Przemówienie minister do spraw gospodarki morskiej Doroty Pyć oficjalnie rozpoczęło poświęconą sektorowi morskiemu część Międzynarodowego Forum.
– Międzynarodowe Forum Gospodarcze to wydarzenie wyjątkowe. Mało jest bowiem takich inicjatyw, które z tak dużym powodzeniem stwarzają możliwości do przedyskutowania zagadnień kluczowych z punktu widzenia gospodarki morskiej. Dorobek forum to proces kształtowania się ważnej części gospodarki narodowej, stanowi ważny punkt odniesienia do rozważań o sprawach morskich w ujęciu krajowym i unijnym.
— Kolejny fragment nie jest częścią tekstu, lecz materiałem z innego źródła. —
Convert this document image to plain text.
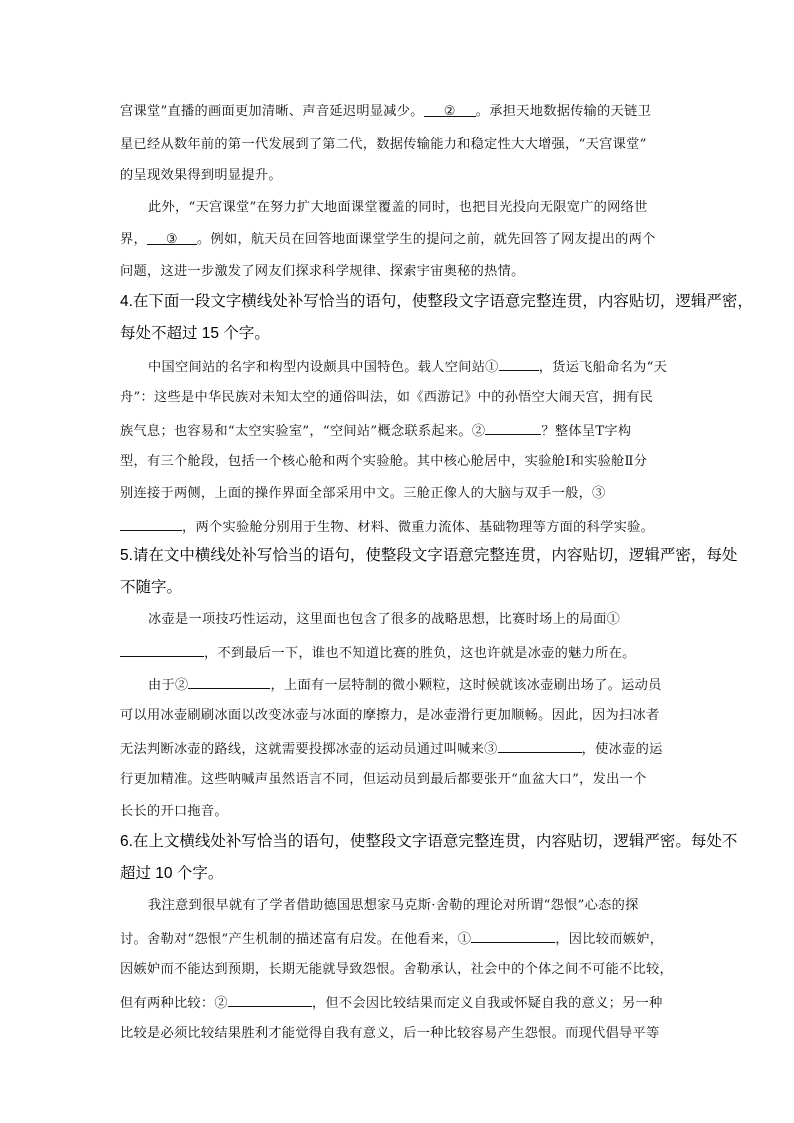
宫课堂”直播的画面更加清晰、声音延迟明显减少。 ② 。承担天地数据传输的天链卫
星已经从数年前的第一代发展到了第二代，数据传输能力和稳定性大大增强，“天宫课堂”
的呈现效果得到明显提升。
此外，“天宫课堂”在努力扩大地面课堂覆盖的同时，也把目光投向无限宽广的网络世
界， ③ 。例如，航天员在回答地面课堂学生的提问之前，就先回答了网友提出的两个
问题，这进一步激发了网友们探求科学规律、探索宇宙奥秘的热情。
4.在下面一段文字横线处补写恰当的语句，使整段文字语意完整连贯，内容贴切，逻辑严密，
每处不超过 15 个字。
中国空间站的名字和构型内设颇具中国特色。载人空间站①	，货运飞船命名为“天
舟”：这些是中华民族对未知太空的通俗叫法，如《西游记》中的孙悟空大闹天宫，拥有民
族气息；也容易和“太空实验室”，“空间站”概念联系起来。②	？整体呈T字构
型，有三个舱段，包括一个核心舱和两个实验舱。其中核心舱居中，实验舱Ⅰ和实验舱Ⅱ分
别连接于两侧，上面的操作界面全部采用中文。三舱正像人的大脑与双手一般，③
，两个实验舱分别用于生物、材料、微重力流体、基础物理等方面的科学实验。
5.请在文中横线处补写恰当的语句，使整段文字语意完整连贯，内容贴切，逻辑严密，每处
不随字。
冰壶是一项技巧性运动，这里面也包含了很多的战略思想，比赛时场上的局面①
，不到最后一下，谁也不知道比赛的胜负，这也许就是冰壶的魅力所在。
由于②	，上面有一层特制的微小颗粒，这时候就该冰壶刷出场了。运动员
可以用冰壶刷刷冰面以改变冰壶与冰面的摩擦力，是冰壶滑行更加顺畅。因此，因为扫冰者
无法判断冰壶的路线，这就需要投掷冰壶的运动员通过叫喊来③	，使冰壶的运
行更加精准。这些呐喊声虽然语言不同，但运动员到最后都要张开“血盆大口”，发出一个
长长的开口拖音。
6.在上文横线处补写恰当的语句，使整段文字语意完整连贯，内容贴切，逻辑严密。每处不
超过 10 个字。
我注意到很早就有了学者借助德国思想家马克斯·舍勒的理论对所谓“怨恨”心态的探
讨。舍勒对“怨恨”产生机制的描述富有启发。在他看来，①	，因比较而嫉妒，
因嫉妒而不能达到预期，长期无能就导致怨恨。舍勒承认，社会中的个体之间不可能不比较，
但有两种比较：②	，但不会因比较结果而定义自我或怀疑自我的意义；另一种
比较是必须比较结果胜利才能觉得自我有意义，后一种比较容易产生怨恨。而现代倡导平等
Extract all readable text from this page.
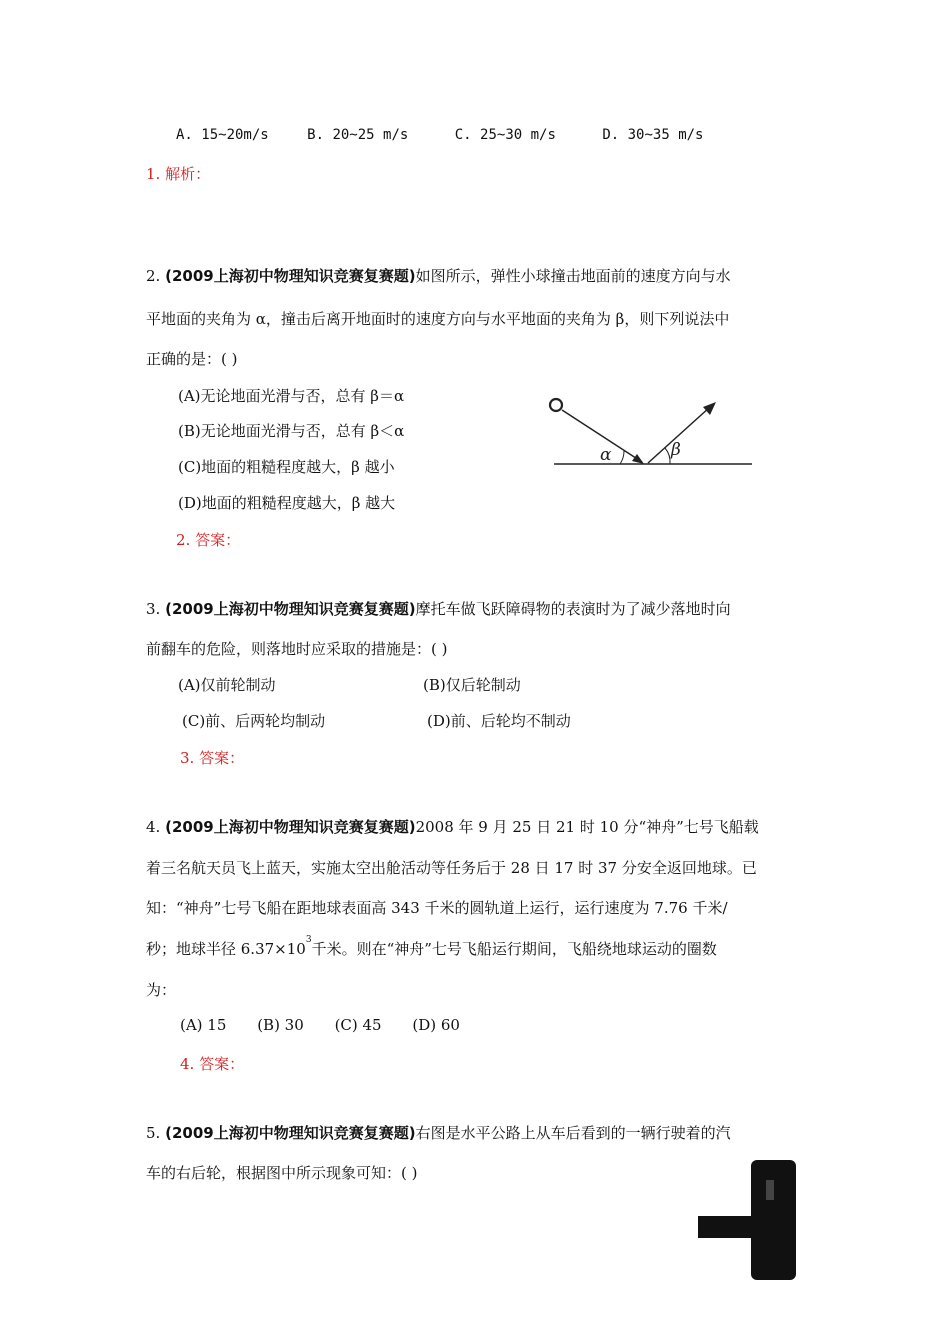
A. 15~20m/s	B. 20~25 m/s	C. 25~30 m/s	D. 30~35 m/s
1. 解析：
2. (2009上海初中物理知识竞赛复赛题)如图所示，弹性小球撞击地面前的速度方向与水
平地面的夹角为 α，撞击后离开地面时的速度方向与水平地面的夹角为 β，则下列说法中
正确的是：( )
(A)无论地面光滑与否，总有 β＝α
(B)无论地面光滑与否，总有 β＜α
(C)地面的粗糙程度越大，β 越小
(D)地面的粗糙程度越大，β 越大
2. 答案：
α	β
3. (2009上海初中物理知识竞赛复赛题)摩托车做飞跃障碍物的表演时为了减少落地时向
前翻车的危险，则落地时应采取的措施是：( )
(A)仅前轮制动	(B)仅后轮制动
(C)前、后两轮均制动	(D)前、后轮均不制动
3. 答案：
4. (2009上海初中物理知识竞赛复赛题)2008 年 9 月 25 日 21 时 10 分“神舟”七号飞船载
着三名航天员飞上蓝天，实施太空出舱活动等任务后于 28 日 17 时 37 分安全返回地球。已
知：“神舟”七号飞船在距地球表面高 343 千米的圆轨道上运行，运行速度为 7.76 千米/
秒；地球半径 $6.37\times 10^3$千米。则在“神舟”七号飞船运行期间，飞船绕地球运动的圈数
为：
(A) 15 (B) 30 (C) 45 (D) 60
4. 答案：
5. (2009上海初中物理知识竞赛复赛题)右图是水平公路上从车后看到的一辆行驶着的汽
车的右后轮，根据图中所示现象可知：( )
Tylko wspólny wysiłek zapewni maksymalizację zysków dla gospodarki i społeczeństwa. Podstawowym atrybutem polityki morskiej RP jest dążenie do integracji poszczególnych sektorów morskich.
Część roboczą rozpoczęły prezentacje prof. Anny Zielińskiej- Głębockiej (Uniwersytet Gdański i Rada Polityki Pieniężnej), oraz Wolfganga Henha, przedstawiciela Komisji Europejskiej.
Pierwsze wystąpienie traktowało o przyszłości integracji i gospodarki europejskiej. Najważniejszym problemem Europy jest powrót na ścieżkę zrównoważonego wzrostu po kryzysie. Problemem może być nowa fala kryzysu oraz procesy deflacyjne. W Polsce głównym problemem będzie zwiększenie konkurencyjności, szukanie nowych źródeł wzrostu gospodarczego nie tylko przez tradycyjne czynniki produkcji, ale przez innowacyjność, konkurencyjność. W tym względzie kraj liczy na Fundusze Strukturalne, obecnie silnie ukierunkowane na poprawę innowacyjności. Wg zestawień sporządzonych przez ekonomistów, gospodarka amerykańska radzi sobie lepiej niż europejska. W strefie euro panuje niestety nadal zła koniunktura, słaby popyt inwestycyjny. Niemcy są wciąż najlepiej rozwijającą się gospodarką strefy euro. Dokumentem mającym szansę stać się początkiem przełomu jest pakiet 4 x 20 prowadzący do wzrostu produkcji przemysłowej o 20%. Strategię przyjęto na okres 10 letni. Ma ona wzmocnić dynamikę wzrostu gospodarczego m.in. przez innowacyjność. Dla Polski jest to o tyle ważne, że gospodarka morska stanowi część wielkiego pakietu przemysłowo-usługowego, który powinien rozwijać się w UE, otrzymywać wsparcie nie tylko krajowe, ale również europejskie. Nie dokonano jeszcze analizy zmniejszenia ilości przeładunków w polskich portach w wyniku wprowadzenia w życie dyrektywy siarkowej. W toku dyskusji podkreślono, że regulacja zmniejszy konkurencyjność bałtyckich portów. Kraje europejskie, w tym i skandynawskie są nieprzygotowane do kontroli. Kraje rejonu Morza Bałtyckiego w ogóle nie były aktywne w kwestii przesunięcia terminu wejścia w życie nowej dyrektywy, natomiast kraje Morza Śródziemnego opóźniły wprowadzenie dyrektywy o 5 lat. Za obecny stan rzeczy odpowiada brak floty narodowej, oraz brak woli utworzenia lobby reprezentującego interesy narodowe.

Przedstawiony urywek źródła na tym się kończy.